Felti Upgraded shares and gives a price target that is 46% higher from current levels. (According to Felti company's current market cap under $300 million will grow to over $400 million).
Felti says company will go from a ($1.51) loss in FY2015 to a profit of $0.36 for FY2016, but they don't know who the new president will be that will create this dramatic turnaround?????
Feltl and Company makes a market in the securities of Titan Machinery

A cofounder of Titan Machinery that sits on the Board of Directors who is also the brother of current president is the chairman of the underwriting firm for Titan that is located in Minnesota called Cherry Tree Investments. This same director was once disclosed as owner of the outside entity of Dealer Sites LLC who recently increased  lease agreements with TITAN from $50 million to over $100 million.

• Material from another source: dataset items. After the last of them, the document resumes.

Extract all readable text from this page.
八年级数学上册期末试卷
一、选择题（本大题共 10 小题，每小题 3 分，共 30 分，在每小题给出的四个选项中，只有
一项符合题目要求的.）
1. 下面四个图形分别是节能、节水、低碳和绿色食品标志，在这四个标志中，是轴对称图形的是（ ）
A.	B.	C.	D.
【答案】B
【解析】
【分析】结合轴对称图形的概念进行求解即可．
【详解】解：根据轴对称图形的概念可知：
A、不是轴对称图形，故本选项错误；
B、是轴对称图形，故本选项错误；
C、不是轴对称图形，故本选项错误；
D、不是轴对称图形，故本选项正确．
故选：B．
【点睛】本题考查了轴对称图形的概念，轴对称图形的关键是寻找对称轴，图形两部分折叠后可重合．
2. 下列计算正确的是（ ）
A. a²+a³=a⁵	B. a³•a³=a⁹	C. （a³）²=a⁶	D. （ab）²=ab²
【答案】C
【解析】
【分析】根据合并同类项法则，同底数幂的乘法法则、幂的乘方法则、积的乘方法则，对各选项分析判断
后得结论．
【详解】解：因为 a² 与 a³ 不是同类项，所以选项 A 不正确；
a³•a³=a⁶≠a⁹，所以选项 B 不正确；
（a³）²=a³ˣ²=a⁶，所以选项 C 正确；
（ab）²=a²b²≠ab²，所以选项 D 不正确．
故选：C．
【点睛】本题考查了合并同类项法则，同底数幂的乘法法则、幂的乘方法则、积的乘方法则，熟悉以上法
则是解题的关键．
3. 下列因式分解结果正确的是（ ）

TITAN MACHINERY (NASDAQ: TITN) is one bizarre stock!

TITAN MACHINERY COFOUNDER, Peter Christenson, announced on May 11,2015 that as of June 4,2015  he will no longer be president of the company.

On May 7,2015 Titan Machinery filed a (proxy) DEF 14A with the Securities and Exchange Commission stating that Peter Christianson would be president of the company.

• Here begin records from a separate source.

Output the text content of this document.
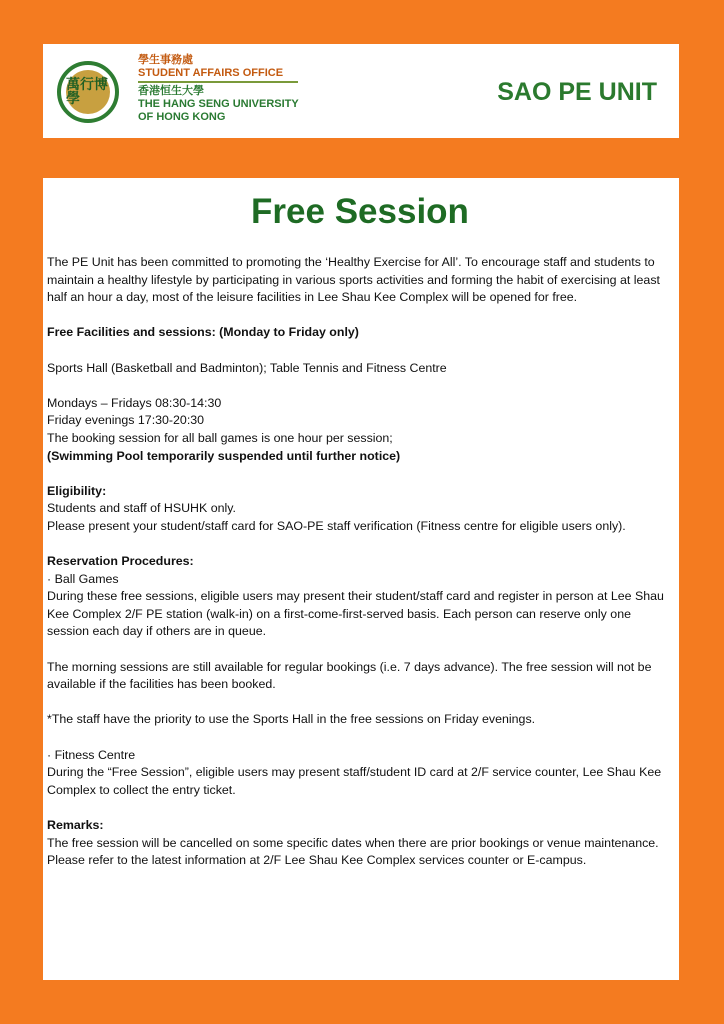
萬行博學
學生事務處
STUDENT AFFAIRS OFFICE
香港恒生大學
THE HANG SENG UNIVERSITY
OF HONG KONG
SAO PE UNIT
Free Session

The PE Unit has been committed to promoting the ‘Healthy Exercise for All’. To encourage staff and students to maintain a healthy lifestyle by participating in various sports activities and forming the habit of exercising at least half an hour a day, most of the leisure facilities in Lee Shau Kee Complex will be opened for free.

Free Facilities and sessions: (Monday to Friday only)

Sports Hall (Basketball and Badminton); Table Tennis and Fitness Centre

Mondays – Fridays 08:30-14:30

Friday evenings 17:30-20:30

The booking session for all ball games is one hour per session;

(Swimming Pool temporarily suspended until further notice)

Eligibility:

Students and staff of HSUHK only.

Please present your student/staff card for SAO-PE staff verification (Fitness centre for eligible users only).

Reservation Procedures:

· Ball Games

During these free sessions, eligible users may present their student/staff card and register in person at Lee Shau Kee Complex 2/F PE station (walk-in) on a first-come-first-served basis. Each person can reserve only one session each day if others are in queue.

The morning sessions are still available for regular bookings (i.e. 7 days advance). The free session will not be available if the facilities has been booked.

*The staff have the priority to use the Sports Hall in the free sessions on Friday evenings.

· Fitness Centre

During the “Free Session”, eligible users may present staff/student ID card at 2/F service counter, Lee Shau Kee Complex to collect the entry ticket.

Remarks:

The free session will be cancelled on some specific dates when there are prior bookings or venue maintenance. Please refer to the latest information at 2/F Lee Shau Kee Complex services counter or E-campus.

WHAT HAPPEN over a 4 Day period that the CO FOUNDER of the Company changed his mind?

Why would the President of the company resign as president without there being a replacement for his $500,000 a year position?

When interviewed by the press the President said he couldn't comment because the company was in a "Quiet Period" because the company would be reporting FY2016 Q1 financials and after the numbers were released on May 28,2015 (yesterday) the management would then be able to comment.

The company held their conference call yesterday and never commented on why the President decided to step down and the Management never mentioned Who would be replacing him. None of the Analysts on the call cared to ask and no reason was ever disclosed.

It is almost 3 weeks now and Titan Management still has not named a replacement and next Thursday they will have a vacant president seat.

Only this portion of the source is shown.